Originally Posted by
iMalc
The problem is that here N is 6 which does not divide evenly into RAND_MAX. Whilst that method is good enough for most purposes, it is not statistically unbiased. A correct way to do it is to replace the rand() % N with the rejection method.
Now I understand what you guys are talking about.
rand() % 6 produces 1 too many 0 and 1 outcomes, with the totals being:
0 : 5462
1 : 5462
2 : 5461
3 : 5461
4 : 5461
5 : 5461
total = 32768
your method restores equality:
0 : 5461
1 : 5461
2 : 5461
3 : 5461
4 : 5461
5 : 5461
total = 32766
Thanks for that insight. I would of never have figured that out. I never gave any thought to RAND_MAX and took it
for granted that scaling rand() with % n just worked and did its magic.

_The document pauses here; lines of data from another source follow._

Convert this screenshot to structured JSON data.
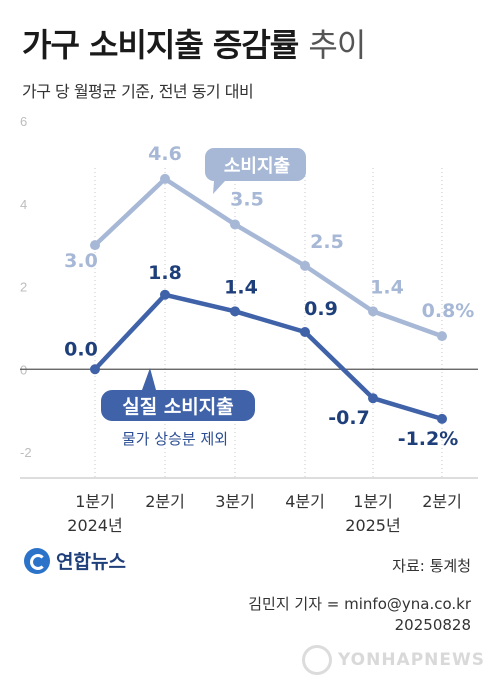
{
  "title": {
    "main": "가구 소비지출 증감률",
    "light": "추이"
  },
  "subtitle": "가구 당 월평균 기준, 전년 동기 대비",
  "chart_data": {
    "type": "line",
    "ylim": [
      -2,
      6
    ],
    "yticks": [
      "6",
      "4",
      "2",
      "0",
      "-2"
    ],
    "yticks_values": [
      6,
      4,
      2,
      0,
      -2
    ],
    "categories": [
      "1분기",
      "2분기",
      "3분기",
      "4분기",
      "1분기",
      "2분기"
    ],
    "years": [
      {
        "label": "2024년",
        "index": 0
      },
      {
        "label": "2025년",
        "index": 4
      }
    ],
    "series": [
      {
        "name": "소비지출",
        "values": [
          3.0,
          4.6,
          3.5,
          2.5,
          1.4,
          0.8
        ],
        "labels": [
          "3.0",
          "4.6",
          "3.5",
          "2.5",
          "1.4",
          "0.8%"
        ],
        "color": "#a7b8d6"
      },
      {
        "name": "실질 소비지출",
        "note": "물가 상승분 제외",
        "values": [
          0.0,
          1.8,
          1.4,
          0.9,
          -0.7,
          -1.2
        ],
        "labels": [
          "0.0",
          "1.8",
          "1.4",
          "0.9",
          "-0.7",
          "-1.2%"
        ],
        "color": "#3f62a8"
      }
    ]
  },
  "footer": {
    "source": "자료: 통계청",
    "reporter": "김민지 기자 = minfo@yna.co.kr",
    "date": "20250828",
    "logo_text": "연합뉴스",
    "watermark": "YONHAPNEWS"
  }
}
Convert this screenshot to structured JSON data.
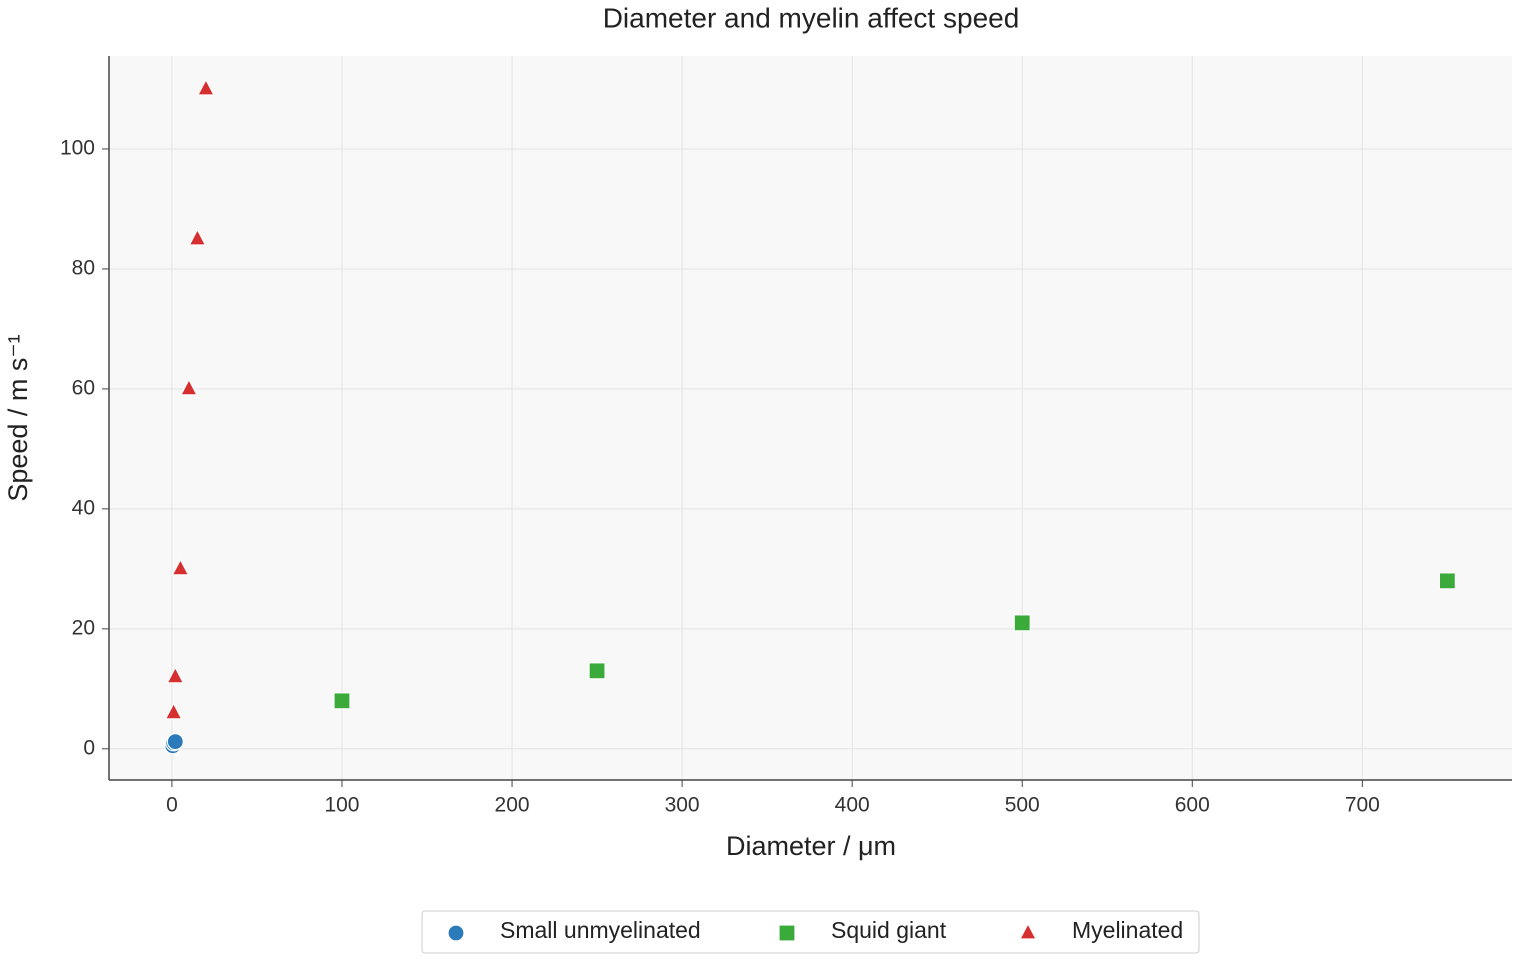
{
  "chart_data": {
    "type": "scatter",
    "title": "Diameter and myelin affect speed",
    "x_label": "Diameter / μm",
    "y_label": "Speed / m s⁻¹",
    "xlim": [
      -37,
      788
    ],
    "ylim": [
      -5.2,
      115.5
    ],
    "xticks": [
      0,
      100,
      200,
      300,
      400,
      500,
      600,
      700
    ],
    "yticks": [
      0,
      20,
      40,
      60,
      80,
      100
    ],
    "grid": true,
    "legend": "bottom",
    "series": [
      {
        "name": "Small unmyelinated",
        "color": "#2b7bba",
        "marker": "circle",
        "x": [
          0.5,
          1,
          2
        ],
        "values": [
          0.5,
          1,
          1.2
        ]
      },
      {
        "name": "Squid giant",
        "color": "#3aaa3a",
        "marker": "square",
        "x": [
          100,
          250,
          500,
          750
        ],
        "values": [
          8,
          13,
          21,
          28
        ]
      },
      {
        "name": "Myelinated",
        "color": "#d62f2f",
        "marker": "triangle",
        "x": [
          1,
          2,
          5,
          10,
          15,
          20
        ],
        "values": [
          6,
          12,
          30,
          60,
          85,
          110
        ]
      }
    ]
  }
}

Although this accounted for some of the error, I am still getting incorrect figures. I was, however, able to get
correct figures coding the dice rolling function differently. Consider the following two functions:
Code:
int roll_dice(void)
{
int die1, die2;
do {
die1 = rand();
} while (die1 >= (RAND_MAX / 6) * 6);
die1 = die1 % 6 + 1;
do {
die2 = rand();
} while (die2 >= (RAND_MAX / 6) * 6);
die2 = die2 % 6 + 1;
return die1 + die2;
}
Code:
int roll_dice2(void)
{
/* This produces more accurate dice sum distribution: */
int dice, sum[36] = { 2,3,3,4,4,4,5,5,5,5,6,6,6,6,6,7,7,7,7,7,7,
8,8,8,8,8,9,9,9,9,10,10,10,11,11,12 };
do {
dice = rand();
} while (dice >= (RAND_MAX / 36) * 36);
return sum[dice % 36];
}
They both do the same thing - return the sum of two random dice, but with different methods. The first function randomizes two separate die values and returns their sum, the second function randomizes a summation selection (randomly picks 1 valid sum from all possible sum values initialized in an array). The sum values are also repeated in correct amounts to model the probability occurrences correctly.
For some reason, the second function models the probability distribution for the sum of two dice better. It consistently outperforms the first function with 1 billion calls.